In 16° (cm. 16,5 x 9,5); pagine: XXXVI, 323, (1). Legatura: elegante legatura coeva in piena pergamena rigida, con tassello in marocchino marrone al dorso, cornici e titoli dorati, tagli spruzzati, segnalibro in seta verde originale. Illustrazioni: antiporta incisa con il ritratto del poeta Q. Settano entro medaglione ovale e una suggestiva tavola allegorica con satiri in combattimento, firmate da G.L. Siciolante e Fozzi. Stato di conservazione: condizioni eccezionali, carte fresche, margini ampi, legatura solida e di grande sobrietà.
Approfondimento
Quintiliano Settano (1617-1671), intellettuale e poeta partenopeo, è celebre per le sue satire virulente, in stile bernesco, che prendono di mira i costumi corrotti, l’ipocrisia religiosa e la mediocrità letteraria del Seicento. Questa edizione settecentesca, arricchita da illustrazioni e annotazioni, fa parte di una più ampia collana editoriale che mirava a rinnovare l’interesse per i poeti classici italiani in chiave illuminista, destinata a un pubblico colto e amante dello spirito satirico e libertino.
Il frontespizio reca il curioso luogo di stampa “Londra”, tipico degli stampatori livornesi per eludere le restrizioni della censura ecclesiastica e rendere più appetibili le opere al mercato europeo.
Collezione delle Satire italiane. Livorno mascherata da Londra (1780–1790 ca.)
Nel cuore dell’Illuminismo italiano, tra il fermento letterario e la crescente sensibilità politica del secondo Settecento, si colloca una singolare serie editoriale che raccoglie le principali voci della satira italiana classica e moderna, da Petrarca a Lodovico Sergardi, da Soldani a Salvator Rosa. Queste opere furono stampate a Livorno dalla tipografia Tommaso Masi e Comp., ma spesso recano in frontespizio la falsa indicazione tipografica “Londra” – un espediente tanto diffuso quanto strategico, volto a eludere la censura e conferire prestigio internazionale a edizioni altrimenti “provinciali”.

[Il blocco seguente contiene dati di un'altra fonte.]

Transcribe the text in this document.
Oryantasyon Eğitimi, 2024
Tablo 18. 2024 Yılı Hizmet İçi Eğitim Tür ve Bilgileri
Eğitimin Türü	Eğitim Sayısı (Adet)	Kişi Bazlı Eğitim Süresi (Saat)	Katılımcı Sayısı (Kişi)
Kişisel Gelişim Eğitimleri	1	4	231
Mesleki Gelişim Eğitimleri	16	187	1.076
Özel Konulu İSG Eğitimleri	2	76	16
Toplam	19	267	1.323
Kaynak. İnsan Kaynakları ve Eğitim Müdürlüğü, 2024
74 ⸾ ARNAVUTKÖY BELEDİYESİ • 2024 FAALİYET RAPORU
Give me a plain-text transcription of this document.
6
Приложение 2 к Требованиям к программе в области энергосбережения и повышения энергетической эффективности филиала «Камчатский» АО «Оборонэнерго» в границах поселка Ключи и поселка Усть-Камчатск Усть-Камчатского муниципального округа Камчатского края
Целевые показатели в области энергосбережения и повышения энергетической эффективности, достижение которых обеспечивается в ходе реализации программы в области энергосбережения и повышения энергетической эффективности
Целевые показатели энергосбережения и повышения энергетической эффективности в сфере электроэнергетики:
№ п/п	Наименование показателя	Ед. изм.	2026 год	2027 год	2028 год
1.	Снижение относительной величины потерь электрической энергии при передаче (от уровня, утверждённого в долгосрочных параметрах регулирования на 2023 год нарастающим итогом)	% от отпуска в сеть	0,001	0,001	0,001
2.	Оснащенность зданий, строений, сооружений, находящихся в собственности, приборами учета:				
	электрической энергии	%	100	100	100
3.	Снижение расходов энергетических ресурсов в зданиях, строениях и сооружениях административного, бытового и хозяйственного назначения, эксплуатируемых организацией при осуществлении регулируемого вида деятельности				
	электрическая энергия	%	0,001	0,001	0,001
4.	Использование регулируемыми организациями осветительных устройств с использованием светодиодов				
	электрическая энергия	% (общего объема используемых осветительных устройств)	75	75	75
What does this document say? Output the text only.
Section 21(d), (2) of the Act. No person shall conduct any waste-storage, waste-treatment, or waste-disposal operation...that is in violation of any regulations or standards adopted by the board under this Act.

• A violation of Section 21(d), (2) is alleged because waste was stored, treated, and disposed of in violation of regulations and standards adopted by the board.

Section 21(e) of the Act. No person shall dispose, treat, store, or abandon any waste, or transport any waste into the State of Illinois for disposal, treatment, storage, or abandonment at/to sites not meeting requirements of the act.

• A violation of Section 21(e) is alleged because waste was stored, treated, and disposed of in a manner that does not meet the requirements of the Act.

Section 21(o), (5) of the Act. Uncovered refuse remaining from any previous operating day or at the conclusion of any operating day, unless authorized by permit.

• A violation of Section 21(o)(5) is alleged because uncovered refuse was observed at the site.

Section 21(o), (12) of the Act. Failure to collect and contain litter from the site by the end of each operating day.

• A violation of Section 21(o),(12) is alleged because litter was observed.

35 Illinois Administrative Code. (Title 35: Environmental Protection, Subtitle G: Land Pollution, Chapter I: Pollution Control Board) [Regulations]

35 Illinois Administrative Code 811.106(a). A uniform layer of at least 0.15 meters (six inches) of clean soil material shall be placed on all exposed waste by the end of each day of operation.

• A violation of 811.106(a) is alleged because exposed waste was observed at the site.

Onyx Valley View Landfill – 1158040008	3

Questa “collana apocrifa” si distingue non solo per il contenuto di forte impegno morale e satirico, ma anche per l’eleganza dell’apparato editoriale: le edizioni presentano ritratti d’autore, frontespizi allegorici finemente incisi, dediche a nobili protettori italiani ed europei (fra cui il Duca di Curlandia, Lord Hervey e altri esponenti del patriziato illuminato), nonché formati maneggevoli e legature in pergamena con tasselli e titoli dorati, pensate per collezionisti e lettori colti.
L’iniziativa editoriale di Masi fu ispirata dal desiderio di rendere accessibili i classici della satira e della poesia morale in una forma sobria e raffinata, ispirata alle più moderne edizioni francesi. Il successo della collana – oggi ricercatissima sul mercato antiquario – sta nel suo equilibrio tra tradizione letteraria, eleganza tipografica e sottile anticonformismo.